Purpose: It is important to predict the prognosis of patients with prolonged disorders of consciousness (DOC). This study established and validated a nomogram and corresponding web-based calculator to predict outcomes for patients with prolonged DOC.

Methods: All data were obtained from the First Affiliated Hospital of Nanchang University and the Shangrao Hospital of Traditional Chinese Medicine. Predictive variables were identified by univariate and multiple logistic regression analyses. Receiver operating characteristic curves, calibration curves, and a decision curve analysis (DCA) were utilized to assess the predictive accuracy, discriminative ability, and clinical utility of the model, respectively.

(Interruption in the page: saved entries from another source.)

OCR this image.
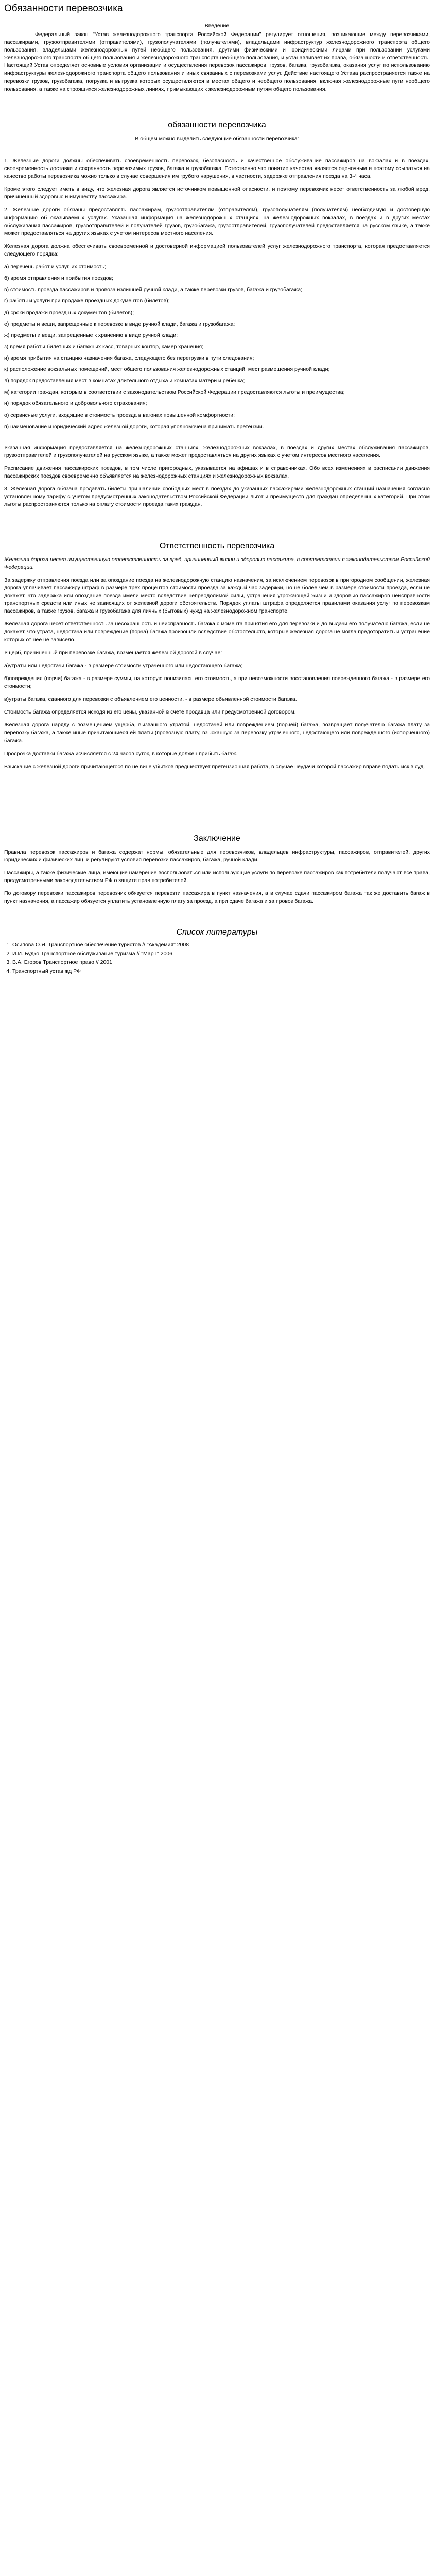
Обязанности перевозчика
Введение

Федеральный закон "Устав железнодорожного транспорта Российской Федерации" регулирует отношения, возникающие между перевозчиками, пассажирами, грузоотправителями (отправителями), грузополучателями (получателями), владельцами инфраструктур железнодорожного транспорта общего пользования, владельцами железнодорожных путей необщего пользования, другими физическими и юридическими лицами при пользовании услугами железнодорожного транспорта общего пользования и железнодорожного транспорта необщего пользования, и устанавливает их права, обязанности и ответственность. Настоящий Устав определяет основные условия организации и осуществления перевозок пассажиров, грузов, багажа, грузобагажа, оказания услуг по использованию инфраструктуры железнодорожного транспорта общего пользования и иных связанных с перевозками услуг. Действие настоящего Устава распространяется также на перевозки грузов, грузобагажа, погрузка и выгрузка которых осуществляются в местах общего и необщего пользования, включая железнодорожные пути необщего пользования, а также на строящихся железнодорожных линиях, примыкающих к железнодорожным путям общего пользования.

обязанности перевозчика
В общем можно выделить следующие обязанности перевозчика:

1. Железные дороги должны обеспечивать своевременность перевозок, безопасность и качественное обслуживание пассажиров на вокзалах и в поездах, своевременность доставки и сохранность перевозимых грузов, багажа и грузобагажа. Естественно что понятие качества является оценочным и поэтому ссылаться на качество работы перевозчика можно только в случае совершения им грубого нарушения, в частности, задержке отправления поезда на 3-4 часа.

Кроме этого следует иметь в виду, что железная дорога является источником повышенной опасности, и поэтому перевозчик несет ответственность за любой вред, причиненный здоровью и имуществу пассажира.

2. Железные дороги обязаны предоставлять пассажирам, грузоотправителям (отправителям), грузополучателям (получателям) необходимую и достоверную информацию об оказываемых услугах. Указанная информация на железнодорожных станциях, на железнодорожных вокзалах, в поездах и в других местах обслуживания пассажиров, грузоотправителей и получателей грузов, грузобагажа, грузоотправителей, грузополучателей предоставляется на русском языке, а также может предоставляться на других языках с учетом интересов местного населения.

Железная дорога должна обеспечивать своевременной и достоверной информацией пользователей услуг железнодорожного транспорта, которая предоставляется следующего порядка:

а) перечень работ и услуг, их стоимость;

б) время отправления и прибытия поездов;

в) стоимость проезда пассажиров и провоза излишней ручной клади, а также перевозки грузов, багажа и грузобагажа;

г) работы и услуги при продаже проездных документов (билетов);

д) сроки продажи проездных документов (билетов);

е) предметы и вещи, запрещенные к перевозке в виде ручной клади, багажа и грузобагажа;

ж) предметы и вещи, запрещенные к хранению в виде ручной клади;

з) время работы билетных и багажных касс, товарных контор, камер хранения;

и) время прибытия на станцию назначения багажа, следующего без перегрузки в пути следования;

к) расположение вокзальных помещений, мест общего пользования железнодорожных станций, мест размещения ручной клади;

л) порядок предоставления мест в комнатах длительного отдыха и комнатах матери и ребенка;

м) категории граждан, которым в соответствии с законодательством Российской Федерации предоставляются льготы и преимущества;

н) порядок обязательного и добровольного страхования;

о) сервисные услуги, входящие в стоимость проезда в вагонах повышенной комфортности;

п) наименование и юридический адрес железной дороги, которая уполномочена принимать претензии.

Указанная информация предоставляется на железнодорожных станциях, железнодорожных вокзалах, в поездах и других местах обслуживания пассажиров, грузоотправителей и грузополучателей на русском языке, а также может предоставляться на других языках с учетом интересов местного населения.

Расписание движения пассажирских поездов, в том числе пригородных, указывается на афишах и в справочниках. Обо всех изменениях в расписании движения пассажирских поездов своевременно объявляется на железнодорожных станциях и железнодорожных вокзалах.

3. Железная дорога обязана продавать билеты при наличии свободных мест в поездах до указанных пассажирами железнодорожных станций назначения согласно установленному тарифу с учетом предусмотренных законодательством Российской Федерации льгот и преимуществ для граждан определенных категорий. При этом льготы распространяются только на оплату стоимости проезда таких граждан.

Ответственность перевозчика

Железная дорога несет имущественную ответственность за вред, причиненный жизни и здоровью пассажира, в соответствии с законодательством Российской Федерации.

За задержку отправления поезда или за опоздание поезда на железнодорожную станцию назначения, за исключением перевозок в пригородном сообщении, железная дорога уплачивает пассажиру штраф в размере трех процентов стоимости проезда за каждый час задержки, но не более чем в размере стоимости проезда, если не докажет, что задержка или опоздание поезда имели место вследствие непреодолимой силы, устранения угрожающей жизни и здоровью пассажиров неисправности транспортных средств или иных не зависящих от железной дороги обстоятельств. Порядок уплаты штрафа определяется правилами оказания услуг по перевозкам пассажиров, а также грузов, багажа и грузобагажа для личных (бытовых) нужд на железнодорожном транспорте.

Железная дорога несет ответственность за несохранность и неисправность багажа с момента принятия его для перевозки и до выдачи его получателю багажа, если не докажет, что утрата, недостача или повреждение (порча) багажа произошли вследствие обстоятельств, которые железная дорога не могла предотвратить и устранение которых от нее не зависело.

Ущерб, причиненный при перевозке багажа, возмещается железной дорогой в случае:

а)утраты или недостачи багажа - в размере стоимости утраченного или недостающего багажа;

б)повреждения (порчи) багажа - в размере суммы, на которую понизилась его стоимость, а при невозможности восстановления поврежденного багажа - в размере его стоимости;

в)утраты багажа, сданного для перевозки с объявлением его ценности, - в размере объявленной стоимости багажа.

Стоимость багажа определяется исходя из его цены, указанной в счете продавца или предусмотренной договором.

Железная дорога наряду с возмещением ущерба, вызванного утратой, недостачей или повреждением (порчей) багажа, возвращает получателю багажа плату за перевозку багажа, а также иные причитающиеся ей платы (провозную плату, взысканную за перевозку утраченного, недостающего или поврежденного (испорченного) багажа.

Просрочка доставки багажа исчисляется с 24 часов суток, в которые должен прибыть багаж.

Взыскание с железной дороги причитающегося по не вине убытков предшествует претензионная работа, в случае неудачи которой пассажир вправе подать иск в суд.

Заключение

Правила перевозок пассажиров и багажа содержат нормы, обязательные для перевозчиков, владельцев инфраструктуры, пассажиров, отправителей, других юридических и физических лиц, и регулируют условия перевозки пассажиров, багажа, ручной клади.

Пассажиры, а также физические лица, имеющие намерение воспользоваться или использующие услуги по перевозке пассажиров как потребители получают все права, предусмотренными законодательством РФ о защите прав потребителей.

По договору перевозки пассажиров перевозчик обязуется перевезти пассажира в пункт назначения, а в случае сдачи пассажиром багажа так же доставить багаж в пункт назначения, а пассажир обязуется уплатить установленную плату за проезд, а при сдаче багажа и за провоз багажа.

Список литературы
1. Осипова О.Я. Транспортное обеспечение туристов // "Академия" 2008
2. И.И. Будко Транспортное обслуживание туризма // "МарТ" 2006
3. В.А. Егоров Транспортное право // 2001
4. Транспортный устав жд РФ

Results: Independent prognostic factors, such as age, Glasgow coma scale score, state of consciousness, and brainstem auditory-evoked potential grade were integrated into a nomogram. The model demonstrated good discrimination in the training and validation cohorts, with area-under-the-curve values of 0.815 (95% confidence interval [CI]: 0.748–0.882) and 0.805 (95% CI: 0.727–0.883), respectively. The calibration plots and DCA demonstrated good model performance and clear clinical benefits in both cohorts.

Conclusions: Based on our nomogram, we developed an effective, simple, and accurate model of a web-based calculator that may help individualize healthcare decision-making. Further research is warranted to optimize the system and update the predictors.

Abbreviations

DOC: disorders of consciousness; MCS: minimally conscious state; VS: vegetative state; EEG: electroencephalogram; GCS: Glasgow Coma Scale; CRS-R: Coma Recovery Scale; SSEP: somatosensory evoked potentials; BAEP: brainstem auditory evoked potential; GOS: Glasgow Outcome Scale; CI: confidence interval; AUC: area-under-the-curve; DCA: decision curve analysis; ROC: receiver operating characteristic; TBI: traumatic brain injury; APG: anterior-posterior gradient; MiA: mildly abnormal; MoA: moderately abnormal; DS: diffuse slowing (DS); LV: low voltage.